The rising rates not only slow down the economy but also creates unemployment as a result. Pakistan has observed two real estate booms in the 21st century. The first boom lasted from 2003 to 2006 and the second from 2013 to 2016. The reason for both real estate booms was the record low interest rates at 7.5% and 5.75%, respectively.
However, the contractionary model may not bear fruit in the long run. Speaking to Jawad Nayyar, Chief Vision Officer at daoproptech.com, a firm striving to digitize the real estate ecosystem in Pakistan, he commented on the current economic measures, “We cannot deny that billions are currently parked in real estate, however increasing deposits by hiking rates is not the long-term solution. The government should look to digitize this sector as done successfully in countries such as Australia, where PEXA (Property Exchange Australia) maintains a digital national land registry record.

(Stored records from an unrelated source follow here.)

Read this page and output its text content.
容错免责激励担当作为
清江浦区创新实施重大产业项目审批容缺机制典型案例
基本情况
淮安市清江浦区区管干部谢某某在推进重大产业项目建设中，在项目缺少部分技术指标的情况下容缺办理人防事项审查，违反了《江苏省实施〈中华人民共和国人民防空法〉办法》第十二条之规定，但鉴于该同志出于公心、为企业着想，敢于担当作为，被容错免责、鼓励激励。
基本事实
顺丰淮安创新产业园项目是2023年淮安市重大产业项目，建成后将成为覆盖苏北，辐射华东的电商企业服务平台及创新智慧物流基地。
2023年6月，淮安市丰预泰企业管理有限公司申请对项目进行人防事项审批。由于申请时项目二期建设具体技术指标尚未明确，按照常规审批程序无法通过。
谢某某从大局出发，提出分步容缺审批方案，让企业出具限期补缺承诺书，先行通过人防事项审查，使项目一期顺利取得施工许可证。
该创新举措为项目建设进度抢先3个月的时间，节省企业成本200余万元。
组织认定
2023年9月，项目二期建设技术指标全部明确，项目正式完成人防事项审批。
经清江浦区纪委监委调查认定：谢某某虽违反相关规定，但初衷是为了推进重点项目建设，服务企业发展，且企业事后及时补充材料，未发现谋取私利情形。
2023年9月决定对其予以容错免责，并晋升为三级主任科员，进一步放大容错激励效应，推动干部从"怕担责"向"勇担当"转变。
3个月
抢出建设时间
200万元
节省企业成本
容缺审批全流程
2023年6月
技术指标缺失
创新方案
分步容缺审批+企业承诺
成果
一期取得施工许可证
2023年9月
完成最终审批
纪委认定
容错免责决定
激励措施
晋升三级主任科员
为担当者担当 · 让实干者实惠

With money flowing back to banks, the government can start digitizing all real estate assets and ongoing projects. By bringing developing real estate into the digital framework, monitoring cash movement will be easier for authorities. Also, note that when the real estate market takes a dip, it also affects the 70+ industries associated with this sector; cement, steel, furniture, and masonry, to name a few. Policymakers should note that these industries are also exporting to this nation. Hence a policy revision will be necessary soon.